Crack open a bottle and a book
Reading about craft beer is lots of fun, even if the landscape is littered with a lot of bad content. If you can ignore the Instagram influencers who rave about beer with off flavors in blogs, and consume enthusiast websites with the understanding that they’re just there to pump up hyped breweries, you’re in okay shape. But there’s a better way! You should divert your attention to the reporters still putting in work to ‘craft’ tales worth telling.
507 gathered a list of good beer reads a year ago, but since then, two excellent books on suds have been released: “Barrel-Aged Stout and Selling Out,” and “The Widmer Way.” In the fast-paced world of hot takes and blog after blog, there’s nothing like sitting down with a good book. Take one of these along on your next solo brewery visit!

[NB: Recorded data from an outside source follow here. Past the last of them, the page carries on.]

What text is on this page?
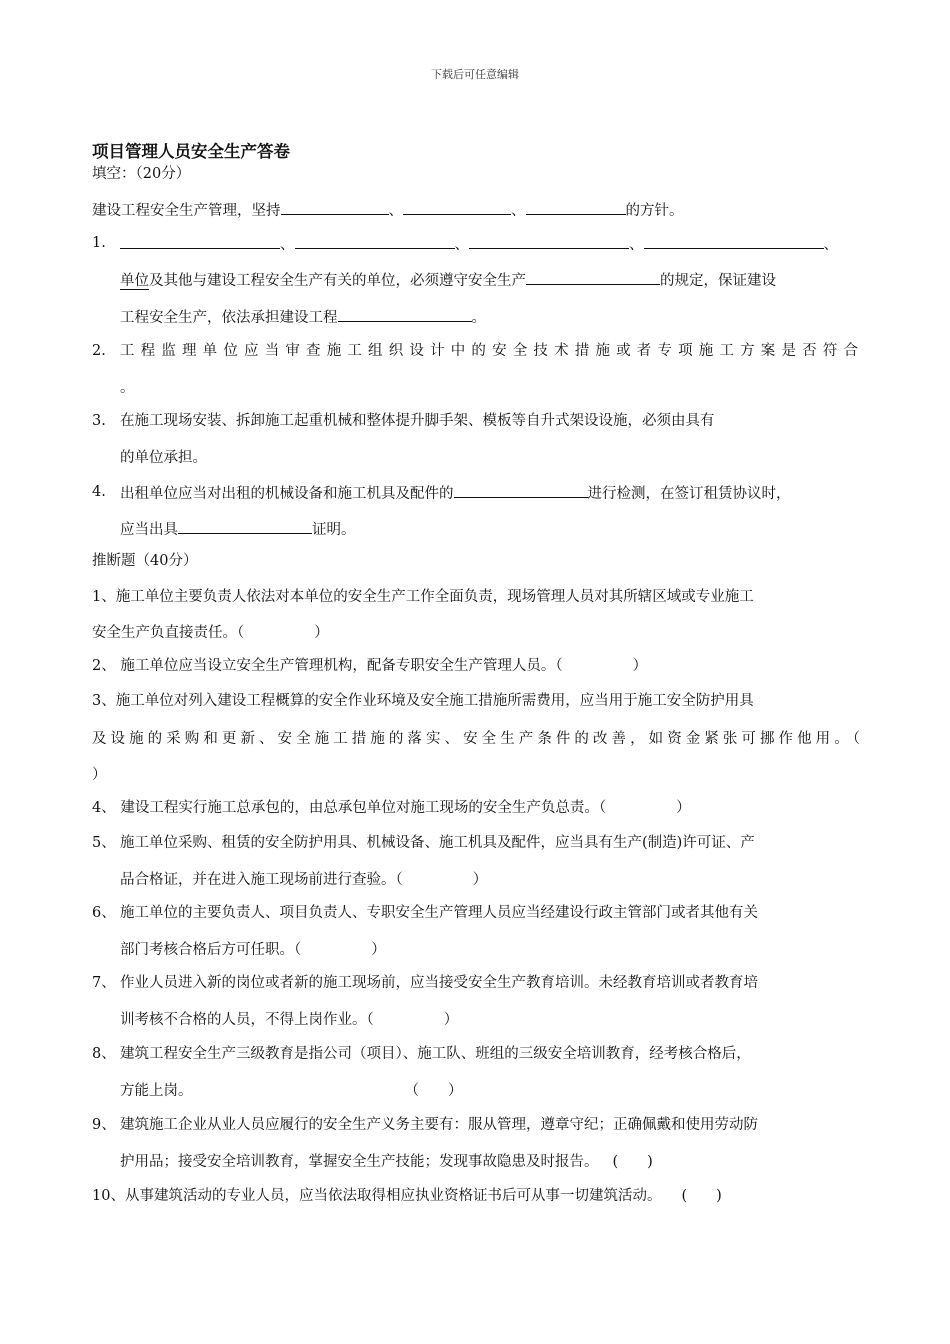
下载后可任意编辑
项目管理人员安全生产答卷
填空：（20分）
建设工程安全生产管理，坚持	、	、	的方针。
1.	、	、	、	、
单位及其他与建设工程安全生产有关的单位，必须遵守安全生产	的规定，保证建设
工程安全生产，依法承担建设工程	。
2. 工程监理单位应当审查施工组织设计中的安全技术措施或者专项施工方案是否符合
。
3. 在施工现场安装、拆卸施工起重机械和整体提升脚手架、模板等自升式架设设施，必须由具有
的单位承担。
4. 出租单位应当对出租的机械设备和施工机具及配件的	进行检测，在签订租赁协议时，
应当出具	证明。
推断题（40分）
1、施工单位主要负责人依法对本单位的安全生产工作全面负责，现场管理人员对其所辖区域或专业施工
安全生产负直接责任。（	）
2、 施工单位应当设立安全生产管理机构，配备专职安全生产管理人员。（	）
3、施工单位对列入建设工程概算的安全作业环境及安全施工措施所需费用，应当用于施工安全防护用具
及设施的采购和更新、安全施工措施的落实、安全生产条件的改善，如资金紧张可挪作他用。（
）
4、 建设工程实行施工总承包的，由总承包单位对施工现场的安全生产负总责。（	）
5、 施工单位采购、租赁的安全防护用具、机械设备、施工机具及配件，应当具有生产(制造)许可证、产
品合格证，并在进入施工现场前进行查验。（	）
6、 施工单位的主要负责人、项目负责人、专职安全生产管理人员应当经建设行政主管部门或者其他有关
部门考核合格后方可任职。（	）
7、 作业人员进入新的岗位或者新的施工现场前，应当接受安全生产教育培训。未经教育培训或者教育培
训考核不合格的人员，不得上岗作业。（	）
8、 建筑工程安全生产三级教育是指公司（项目）、施工队、班组的三级安全培训教育，经考核合格后，
方能上岗。	（　　）
9、 建筑施工企业从业人员应履行的安全生产义务主要有：服从管理，遵章守纪；正确佩戴和使用劳动防
护用品；接受安全培训教育，掌握安全生产技能；发现事故隐患及时报告。 (　　)
10、从事建筑活动的专业人员，应当依法取得相应执业资格证书后可从事一切建筑活动。 (　　)
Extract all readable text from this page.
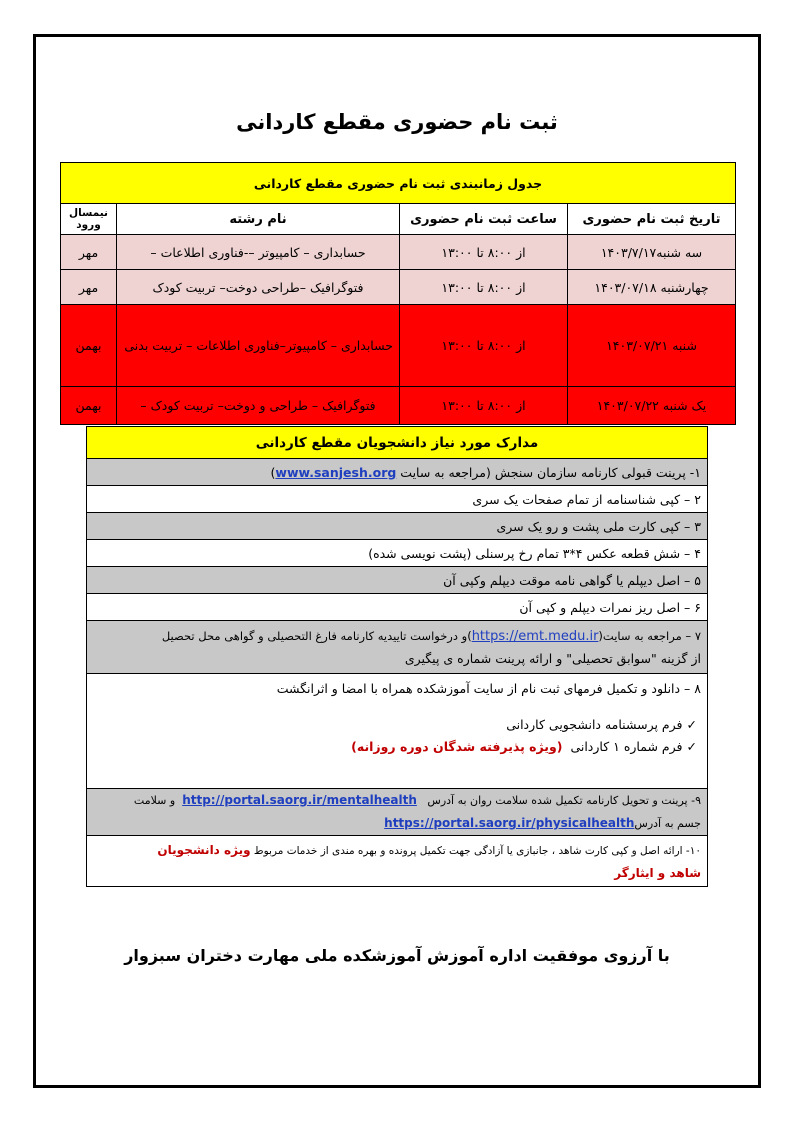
ثبت نام حضوری مقطع کاردانی
جدول زمانبندی ثبت نام حضوری مقطع کاردانی			
تاریخ ثبت نام حضوری	ساعت ثبت نام حضوری	نام رشته	نیمسال ورود
سه شنبه۱۴۰۳/۷/۱۷	از ۸:۰۰ تا ۱۳:۰۰	حسابداری – کامپیوتر –-فناوری اطلاعات –	مهر
چهارشنبه ۱۴۰۳/۰۷/۱۸	از ۸:۰۰ تا ۱۳:۰۰	فتوگرافیک –طراحی دوخت– تربیت کودک	مهر
شنبه ۱۴۰۳/۰۷/۲۱	از ۸:۰۰ تا ۱۳:۰۰	حسابداری – کامپیوتر–فناوری اطلاعات – تربیت بدنی	بهمن
یک شنبه ۱۴۰۳/۰۷/۲۲	از ۸:۰۰ تا ۱۳:۰۰	فتوگرافیک – طراحی و دوخت– تربیت کودک –	بهمن
مدارک مورد نیاز دانشجویان مقطع کاردانی
۱- پرینت قبولی کارنامه سازمان سنجش (مراجعه به سایت www.sanjesh.org)
۲ – کپی شناسنامه از تمام صفحات یک سری
۳ – کپی کارت ملی پشت و رو یک سری
۴ – شش قطعه عکس ۴*۳ تمام رخ پرسنلی (پشت نویسی شده)
۵ – اصل دیپلم یا گواهی نامه موقت دیپلم وکپی آن
۶ – اصل ریز نمرات دیپلم و کپی آن

۷ – مراجعه به سایت(https://emt.medu.ir)و درخواست تاییدیه کارنامه فارغ التحصیلی و گواهی محل تحصیل
از گزینه "سوابق تحصیلی" و ارائه پرینت شماره ی پیگیری

۸ – دانلود و تکمیل فرمهای ثبت نام از سایت آموزشکده همراه با امضا و اثرانگشت
✓ فرم پرسشنامه دانشجویی کاردانی
✓ فرم شماره ۱ کاردانی  (ویژه پذیرفته شدگان دوره روزانه)

۹- پرینت و تحویل کارنامه تکمیل شده سلامت روان به آدرس   http://portal.saorg.ir/mentalhealth  و سلامت
جسم به آدرسhttps://portal.saorg.ir/physicalhealth

۱۰- ارائه اصل و کپی کارت شاهد ، جانبازی یا آزادگی جهت تکمیل پرونده و بهره مندی از خدمات مربوط ویژه دانشجویان
شاهد و ایثارگر
با آرزوی موفقیت اداره آموزش آموزشکده ملی مهارت دختران سبزوار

“Barrel-Aged Stout and Selling Out”
Chicago Tribune reporter Josh Noel knows Goose Island, the subject of his book. Beer is his beat, after all, and Goose Island is and was one of the most recognizable breweries in the world. And it also sold out to Anheuser-Busch. While the tale weaves in and around the sale, the picture painted isn’t so black-and-white. While many craft breweries and fans don’t like a brewery selling out, many of them still buy Goose Island’s Bourbon County Brand Stout every year on Black Friday. That beer – considered the first barrel-aged beer in America – is a big reason the Chicago brewery’s fame rose. The dynamic between John and Greg Hall, father and son, founder and brewmaster, is interesting enough on its own. The dichotomy between the two – John was more of a businessman, whereas Greg really cared more about the actual beer – is fascinating and sad, throughout. This is the type of book you get when someone absolutely owns their beat, is a good newspaper reporter, and knows how to weave a tale worth telling.
“The Widmer Way”
Jeff Alworth will be a name people know if they’ve ever looked into top-tier books on beer. His latest is different in that he tells the story of two brothers who kickstarted Portland’s craft beer scene. Widmer Brothers is known for its hefeweizen (much like New Glarus’ Dancing Man). Before all of that, the brewery was just an idea at a time when the nation had just 90 breweries. Brothers Rob and Kurt Widmer have legendary status in Portland, but it is amazing they were even able to start a brewery. The brothers his story is centered on did things the right way. While some brewers nowadays might dump a bad batch of beer, especially a first one, Widmer dumped 10 batches of an altbier until they got it right. Oh, and wouldn’t you know it, but Anheuser-Busch also makes an appearance in this book. By the end of the book, Alworth hits home a valid point: craft beer would exist without the Widmers, but their contribution has been a good one that has shaped the industry. Alworth has great reporting chops and has lived in Portland for years, giving him an intimacy with the beer scene many writers lack.